How will Ed Miliband use the A&E crisis at PMQs?

    7 January 2015

    Towards the end of 2014, David Cameron was finding PMQs ‘boring’. He knew that it was turning into a session where each week both he and Ed Miliband basically said the same thing over and over again, usually with a long string of statistics that the other couldn’t quibble while in the Chamber. He would talk about the importance of a strong economy, while Miliband would talk about the NHS. And then everyone would filter back out of the Chamber having learned nothing.

    Well, today the Prime Minister will probably find PMQs takes the same ‘boring’ format, but if Miliband crafts something less stunningly dull than a string of statistics (which both men are guilty of) then he could make the exchanges really quite difficult for the Prime Minister. The Labour leader has a really good reason to talk about the NHS this week, above the fact that Labour leads in the polls on this issue. There’s a crisis, and it’s occupying significant space in the papers and significant time on the news bulletins.

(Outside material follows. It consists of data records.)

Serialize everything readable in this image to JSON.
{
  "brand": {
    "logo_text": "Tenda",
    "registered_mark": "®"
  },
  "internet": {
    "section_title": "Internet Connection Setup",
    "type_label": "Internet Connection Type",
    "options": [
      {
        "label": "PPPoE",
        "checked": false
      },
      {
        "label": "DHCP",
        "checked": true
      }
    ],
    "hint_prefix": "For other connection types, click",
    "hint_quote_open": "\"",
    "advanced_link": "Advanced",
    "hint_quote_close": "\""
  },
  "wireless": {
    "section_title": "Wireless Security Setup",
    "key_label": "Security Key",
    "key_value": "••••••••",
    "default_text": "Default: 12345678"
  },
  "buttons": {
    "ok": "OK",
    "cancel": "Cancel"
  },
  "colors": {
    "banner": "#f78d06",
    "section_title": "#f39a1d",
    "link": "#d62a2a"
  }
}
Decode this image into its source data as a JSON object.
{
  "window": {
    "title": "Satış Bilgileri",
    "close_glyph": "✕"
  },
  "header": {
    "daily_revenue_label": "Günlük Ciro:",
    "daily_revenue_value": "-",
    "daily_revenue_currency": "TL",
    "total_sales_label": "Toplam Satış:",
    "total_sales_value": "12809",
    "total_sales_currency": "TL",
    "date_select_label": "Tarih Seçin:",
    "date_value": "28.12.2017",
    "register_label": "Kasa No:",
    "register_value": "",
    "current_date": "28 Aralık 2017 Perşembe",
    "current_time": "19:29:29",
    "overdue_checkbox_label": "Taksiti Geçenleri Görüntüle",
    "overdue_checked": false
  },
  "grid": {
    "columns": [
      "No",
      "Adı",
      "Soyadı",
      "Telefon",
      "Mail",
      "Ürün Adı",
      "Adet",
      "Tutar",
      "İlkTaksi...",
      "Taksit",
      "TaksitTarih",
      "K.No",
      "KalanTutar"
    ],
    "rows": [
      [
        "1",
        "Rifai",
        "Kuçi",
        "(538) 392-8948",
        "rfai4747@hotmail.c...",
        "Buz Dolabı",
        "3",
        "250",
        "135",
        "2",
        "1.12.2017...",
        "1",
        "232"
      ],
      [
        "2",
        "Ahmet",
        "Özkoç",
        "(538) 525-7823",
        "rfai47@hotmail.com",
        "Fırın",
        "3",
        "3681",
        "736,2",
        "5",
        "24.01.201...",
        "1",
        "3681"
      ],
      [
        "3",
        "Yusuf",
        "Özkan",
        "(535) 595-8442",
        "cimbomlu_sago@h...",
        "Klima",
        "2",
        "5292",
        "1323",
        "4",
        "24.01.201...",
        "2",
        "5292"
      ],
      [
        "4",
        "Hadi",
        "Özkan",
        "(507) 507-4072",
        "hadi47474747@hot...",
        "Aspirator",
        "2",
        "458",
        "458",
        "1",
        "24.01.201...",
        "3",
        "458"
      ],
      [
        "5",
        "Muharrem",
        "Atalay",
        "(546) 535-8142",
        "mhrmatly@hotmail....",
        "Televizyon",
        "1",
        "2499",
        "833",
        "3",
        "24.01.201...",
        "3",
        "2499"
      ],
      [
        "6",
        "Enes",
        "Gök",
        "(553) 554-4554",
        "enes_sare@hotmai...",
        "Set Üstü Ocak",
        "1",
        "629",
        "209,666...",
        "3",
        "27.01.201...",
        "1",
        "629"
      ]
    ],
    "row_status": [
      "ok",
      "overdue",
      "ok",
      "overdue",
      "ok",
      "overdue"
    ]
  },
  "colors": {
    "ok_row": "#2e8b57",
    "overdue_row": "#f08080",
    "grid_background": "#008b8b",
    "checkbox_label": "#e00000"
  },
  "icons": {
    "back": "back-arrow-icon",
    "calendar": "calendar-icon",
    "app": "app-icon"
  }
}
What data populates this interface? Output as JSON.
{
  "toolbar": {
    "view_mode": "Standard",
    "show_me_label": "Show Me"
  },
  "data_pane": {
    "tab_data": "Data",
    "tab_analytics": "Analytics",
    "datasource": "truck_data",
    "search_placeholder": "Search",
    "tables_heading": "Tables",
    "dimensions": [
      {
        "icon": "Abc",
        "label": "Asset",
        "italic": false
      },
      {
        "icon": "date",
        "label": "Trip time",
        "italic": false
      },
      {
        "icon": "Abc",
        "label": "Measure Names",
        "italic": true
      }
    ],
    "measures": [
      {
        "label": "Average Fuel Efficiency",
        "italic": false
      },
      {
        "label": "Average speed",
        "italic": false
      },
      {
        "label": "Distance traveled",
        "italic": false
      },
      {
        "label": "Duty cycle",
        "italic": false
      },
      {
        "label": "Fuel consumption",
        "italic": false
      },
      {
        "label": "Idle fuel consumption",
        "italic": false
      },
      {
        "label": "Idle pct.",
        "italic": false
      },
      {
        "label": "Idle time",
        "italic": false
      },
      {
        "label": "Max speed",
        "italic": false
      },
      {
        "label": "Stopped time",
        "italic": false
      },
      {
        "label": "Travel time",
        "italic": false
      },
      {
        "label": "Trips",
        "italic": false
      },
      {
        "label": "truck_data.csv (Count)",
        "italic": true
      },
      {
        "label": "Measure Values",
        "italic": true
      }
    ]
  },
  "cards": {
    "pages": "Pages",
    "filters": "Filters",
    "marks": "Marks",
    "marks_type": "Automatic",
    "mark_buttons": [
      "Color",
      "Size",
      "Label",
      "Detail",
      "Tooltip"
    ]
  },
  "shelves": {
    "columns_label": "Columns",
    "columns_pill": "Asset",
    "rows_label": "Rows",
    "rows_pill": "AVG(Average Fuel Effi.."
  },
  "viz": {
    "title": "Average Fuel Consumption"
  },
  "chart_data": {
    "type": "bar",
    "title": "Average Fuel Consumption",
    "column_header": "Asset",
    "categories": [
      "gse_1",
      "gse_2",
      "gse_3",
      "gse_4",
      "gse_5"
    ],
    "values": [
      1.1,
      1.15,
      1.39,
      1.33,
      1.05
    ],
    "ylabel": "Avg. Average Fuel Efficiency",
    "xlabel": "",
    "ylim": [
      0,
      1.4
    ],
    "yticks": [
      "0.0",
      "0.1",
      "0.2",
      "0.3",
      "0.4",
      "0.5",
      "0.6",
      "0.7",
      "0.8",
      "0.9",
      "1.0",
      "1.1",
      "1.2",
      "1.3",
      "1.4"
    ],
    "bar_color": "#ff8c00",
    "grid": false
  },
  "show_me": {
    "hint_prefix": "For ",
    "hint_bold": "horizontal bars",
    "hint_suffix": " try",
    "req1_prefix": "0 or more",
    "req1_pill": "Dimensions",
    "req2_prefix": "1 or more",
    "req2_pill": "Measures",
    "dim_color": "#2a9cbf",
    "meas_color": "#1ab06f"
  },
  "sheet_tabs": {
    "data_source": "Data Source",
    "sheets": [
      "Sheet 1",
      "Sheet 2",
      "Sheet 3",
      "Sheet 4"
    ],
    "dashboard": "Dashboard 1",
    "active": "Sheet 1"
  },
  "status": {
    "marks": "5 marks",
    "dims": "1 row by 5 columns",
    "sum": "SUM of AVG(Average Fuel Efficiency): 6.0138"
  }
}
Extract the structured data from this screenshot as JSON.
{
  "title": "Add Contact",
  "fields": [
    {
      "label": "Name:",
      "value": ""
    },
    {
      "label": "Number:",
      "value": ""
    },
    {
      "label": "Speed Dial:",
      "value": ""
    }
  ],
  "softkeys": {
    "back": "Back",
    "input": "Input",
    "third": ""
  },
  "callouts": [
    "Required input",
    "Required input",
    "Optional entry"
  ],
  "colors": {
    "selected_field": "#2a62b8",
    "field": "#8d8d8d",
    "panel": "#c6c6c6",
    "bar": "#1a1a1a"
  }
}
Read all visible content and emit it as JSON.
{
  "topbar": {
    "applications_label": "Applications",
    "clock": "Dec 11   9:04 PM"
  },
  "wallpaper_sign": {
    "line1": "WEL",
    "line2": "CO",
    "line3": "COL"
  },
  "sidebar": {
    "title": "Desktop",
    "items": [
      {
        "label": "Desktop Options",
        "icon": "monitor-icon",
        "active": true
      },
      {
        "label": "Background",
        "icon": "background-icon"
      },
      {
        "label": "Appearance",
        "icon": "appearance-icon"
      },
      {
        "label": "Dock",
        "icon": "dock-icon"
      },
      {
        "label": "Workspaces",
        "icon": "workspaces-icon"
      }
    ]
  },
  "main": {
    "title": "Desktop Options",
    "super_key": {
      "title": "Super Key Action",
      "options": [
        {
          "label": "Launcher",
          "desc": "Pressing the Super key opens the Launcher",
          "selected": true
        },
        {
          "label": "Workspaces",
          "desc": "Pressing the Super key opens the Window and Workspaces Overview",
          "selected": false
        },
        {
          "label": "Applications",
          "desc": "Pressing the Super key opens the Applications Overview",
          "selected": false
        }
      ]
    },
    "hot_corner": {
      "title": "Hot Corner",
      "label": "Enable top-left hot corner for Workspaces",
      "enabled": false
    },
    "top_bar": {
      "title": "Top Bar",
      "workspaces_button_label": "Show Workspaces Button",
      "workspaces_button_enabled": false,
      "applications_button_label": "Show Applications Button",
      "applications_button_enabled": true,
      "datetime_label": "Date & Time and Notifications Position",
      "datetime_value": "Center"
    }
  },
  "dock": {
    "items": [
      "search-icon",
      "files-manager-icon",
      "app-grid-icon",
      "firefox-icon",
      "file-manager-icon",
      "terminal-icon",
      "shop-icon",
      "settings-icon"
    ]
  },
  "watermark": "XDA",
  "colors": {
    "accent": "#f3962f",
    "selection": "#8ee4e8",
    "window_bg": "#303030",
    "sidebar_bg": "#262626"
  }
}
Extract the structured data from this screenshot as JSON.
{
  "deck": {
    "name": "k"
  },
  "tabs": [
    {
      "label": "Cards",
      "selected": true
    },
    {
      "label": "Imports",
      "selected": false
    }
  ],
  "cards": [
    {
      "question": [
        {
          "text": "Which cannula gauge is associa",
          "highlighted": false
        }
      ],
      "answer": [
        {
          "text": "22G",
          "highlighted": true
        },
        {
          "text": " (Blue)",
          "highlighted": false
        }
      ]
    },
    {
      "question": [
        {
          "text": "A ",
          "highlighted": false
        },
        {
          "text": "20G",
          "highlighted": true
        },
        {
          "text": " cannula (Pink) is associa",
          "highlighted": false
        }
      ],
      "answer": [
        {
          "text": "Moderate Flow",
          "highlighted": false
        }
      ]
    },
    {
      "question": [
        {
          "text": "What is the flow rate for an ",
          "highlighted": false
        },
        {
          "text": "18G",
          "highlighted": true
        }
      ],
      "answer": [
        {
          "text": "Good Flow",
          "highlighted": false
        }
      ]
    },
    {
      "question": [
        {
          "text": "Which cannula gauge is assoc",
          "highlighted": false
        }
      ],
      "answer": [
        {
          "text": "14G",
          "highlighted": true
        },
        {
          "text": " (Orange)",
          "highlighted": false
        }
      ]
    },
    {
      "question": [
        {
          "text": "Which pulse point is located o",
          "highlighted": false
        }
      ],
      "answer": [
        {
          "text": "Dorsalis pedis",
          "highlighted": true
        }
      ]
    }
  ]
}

    Cameron said yesterday that he took responsibility for the performance of A&E departments as a Prime Minister takes responsibility for all the workings of government. But even though the current crisis has many causes, he will need to show that ministers are doing something to alleviate the current pressure. This ‘doing something’ is always important to the political ding-dong – even if it isn’t particularly effective, as the apparent surprise that the ebola screening at airports that was announced following political pressure wasn’t particularly effectual at anything other than sending out a political message. Of course, ‘doing something’ properly would also involve long-term work on the problems (and others) listed here, but PMQs was never a great forum for a long discussion about the working practices of emergency room doctors, and it certainly won’t become a better forum for that between now and the general election.

    The challenge for Miliband is whether he can make this attack on the NHS more forceful than the many other ones he’s produced at PMQs over the last few months. He needs to appear to be the man who’d been warning ministers for months, rather than the boy who cried wolf until something happened.